Coup d'arrêt au retour des soignants non vaccinés contre le Covid. Alors que le débat reprenait de l'ampleur, le gouvernement a décidé vendredi qu'ils ne seraient pas réintégrés, dans la foulée d'un avis négatif de la Haute autorité de santé, qui devait servir de juge de paix sur le sujet.
"L'académie de médecine, le conseil scientifique et la Haute autorité de santé ont un avis convergent (...) il est négatif" et "on suit l'avis des scientifiques", a annoncé le ministre de la Santé François Braun, lors d'un déplacement en Seine-et-Marne.
"Ils ne seront pas réintégrés", a-t-il ensuite confirmé sur Cnews.
Le ministre a précisé qu'il réunirait "dès le début de la semaine prochaine les organisations syndicales pour leur expliquer la situation", "voir comment on envisage de s'en sortir peut-être dans quelques mois".
Peu avant cette annonce, la HAS, dont les avis servent de base aux décisions de santé publique, s'était dite "favorable au maintien de l'obligation de vaccination contre (le) Covid-19" des soignants.
Cet avis était très attendu car les débats sur le sujet ont beaucoup repris ces dernières semaines.
Les soignants français - médecins, infirmiers... - qui exercent à l'hôpital ou dans les Ehpad, et plus globalement les employés de ces établissements de santé, sont obligés depuis l'an dernier d'être vaccinés contre la maladie.
Les non vaccinés se voient donc interdits d'exercer leur activité, une situation dénoncée par une partie des oppositions, de la France Insoumise (LFI) au Rassemblement national (RN) en passant les Républicains (LR).
Elles font valoir que les vaccins anti-Covid ont perdu beaucoup de leur efficacité contre la transmission de la maladie, bien qu'ils restent protecteurs sur le plan individuel contre les formes graves.
Elles jugent aussi aberrant d'empêcher des soignants d'exercer leur activité dans un contexte de manque de personnel, bien que la proportion de personnes suspendue soit extrêmement minoritaire dans les hôpitaux.
"Ceux qui font courir le bruit que la réintégration des soignants allait permettre de régler tous les problèmes de l'hôpital demain, c'est totalement faux", a estimé François Braun. "Les derniers chiffres font état de 600 infirmières sur l'ensemble du territoire, donc ce ne serait pas la solution miracle".
L'avis de la HAS était d'autant plus attendu que les parlementaires avaient décidé jeudi qu'une éventuelle réintégration des soignants serait automatique dès que l'autorité donnerait son accord.
- Désaccords entre médecins -
Or, "les données ne sont pas de nature à remettre en cause aujourd'hui cette obligation vaccinale", a jugé la HAS.
Celle-ci a mis en avant le grand nombre actuel de contaminations, lié au lignage BA.5 du variant Omicron, et s'inscrit contre l'argument qui voudrait que les vaccins n'ont plus d'intérêt sur le plan collectif.
Même si les vaccins ont largement perdu de leur efficacité contre les contaminations, celle-ci n'a pas totalement disparu, en particulier dans les mois qui suivent une dose de rappel, juge l'autorité.
L'obligation d'être vaccinés favorise donc "une meilleure protection des personnes soignées ou accompagnées, au premier rang desquelles les plus vulnérables", a conclu la HAS.
Cet avis est dans la droite ligne d'autres positions récentes comme celle de l'Académie de médecine.

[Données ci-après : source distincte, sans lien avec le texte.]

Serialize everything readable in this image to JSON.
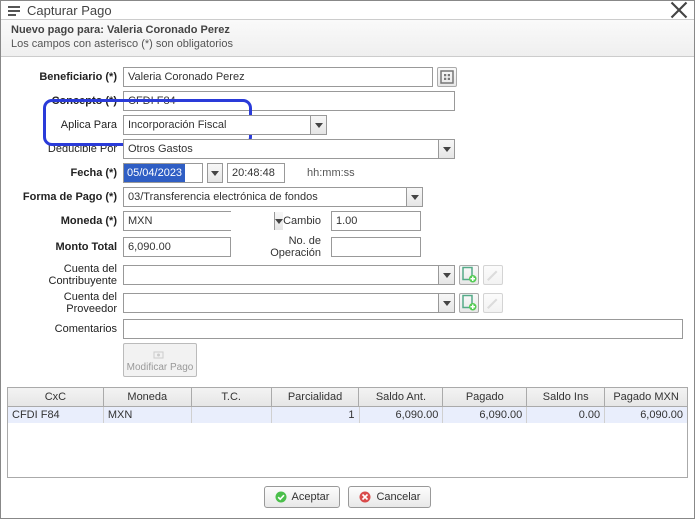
{
  "window": {
    "title": "Capturar Pago"
  },
  "subheader": {
    "line1_prefix": "Nuevo pago para: ",
    "person": "Valeria Coronado Perez",
    "line2": "Los campos con asterisco (*) son obligatorios"
  },
  "labels": {
    "beneficiario": "Beneficiario (*)",
    "concepto": "Concepto (*)",
    "aplica_para": "Aplica Para",
    "deducible_por": "Deducible Por",
    "fecha": "Fecha (*)",
    "hhmmss": "hh:mm:ss",
    "forma_pago": "Forma de Pago (*)",
    "moneda": "Moneda (*)",
    "tipo_cambio": "Tipo de Cambio",
    "monto_total": "Monto Total",
    "no_operacion": "No. de Operación",
    "cuenta_contrib": "Cuenta del Contribuyente",
    "cuenta_prov": "Cuenta del Proveedor",
    "comentarios": "Comentarios",
    "modificar_pago": "Modificar Pago"
  },
  "values": {
    "beneficiario": "Valeria Coronado Perez",
    "concepto": "CFDI F84",
    "aplica_para": "Incorporación Fiscal",
    "deducible_por": "Otros Gastos",
    "fecha": "05/04/2023",
    "hora": "20:48:48",
    "forma_pago": "03/Transferencia electrónica de fondos",
    "moneda": "MXN",
    "tipo_cambio": "1.00",
    "monto_total": "6,090.00",
    "no_operacion": "",
    "cuenta_contrib": "",
    "cuenta_prov": "",
    "comentarios": ""
  },
  "grid": {
    "headers": {
      "cxc": "CxC",
      "moneda": "Moneda",
      "tc": "T.C.",
      "parcialidad": "Parcialidad",
      "saldo_ant": "Saldo Ant.",
      "pagado": "Pagado",
      "saldo_ins": "Saldo Ins",
      "pagado_mxn": "Pagado MXN"
    },
    "rows": [
      {
        "cxc": "CFDI F84",
        "moneda": "MXN",
        "tc": "",
        "parcialidad": "1",
        "saldo_ant": "6,090.00",
        "pagado": "6,090.00",
        "saldo_ins": "0.00",
        "pagado_mxn": "6,090.00"
      }
    ]
  },
  "buttons": {
    "aceptar": "Aceptar",
    "cancelar": "Cancelar"
  }
}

Cette instance, qui contrairement à la HAS n'a pas de rôle officiel mais porte le consensus de la discipline, a fait part cette semaine de sa "ferme opposition".
Légèrement moins tranché, le Conseil scientifique, sur le point de s'éteindre après avoir orienté pendant plus de deux ans les politiques du gouvernement face au Covid, s'est dit jeudi "très réservé" sur une réintégration.
D'autres grandes figures scientifiques, peu suspectes de complaisance envers les mouvances anti-vaccination, estiment à l'inverse qu'il est temps de réintégrer les soignants non vaccinés.
C'est le cas de l'épidémiologiste Antoine Flahault qui a jugé mercredi sur Twitter que "le maintien de la suspension des soignants non vaccinés (n'était) plus fondé sur le plan scientifique" au vu de la perte d'efficacité des vaccins.
"Blâmer ces personnels de santé pour leur comportement passé irresponsable et illégal, oui. Ne pas les réintégrer, non !", a-t-il tranché, poussant à son tour d'autres médecins à exprimer leur désaccord.
Certains adversaires de la réintégration jugent en effet celle-ci inacceptable non pas d'un point de vue scientifique mais éthique, dans l'idée que les soignants non-vaccinés ont failli à leur mission en mettant en danger des malades.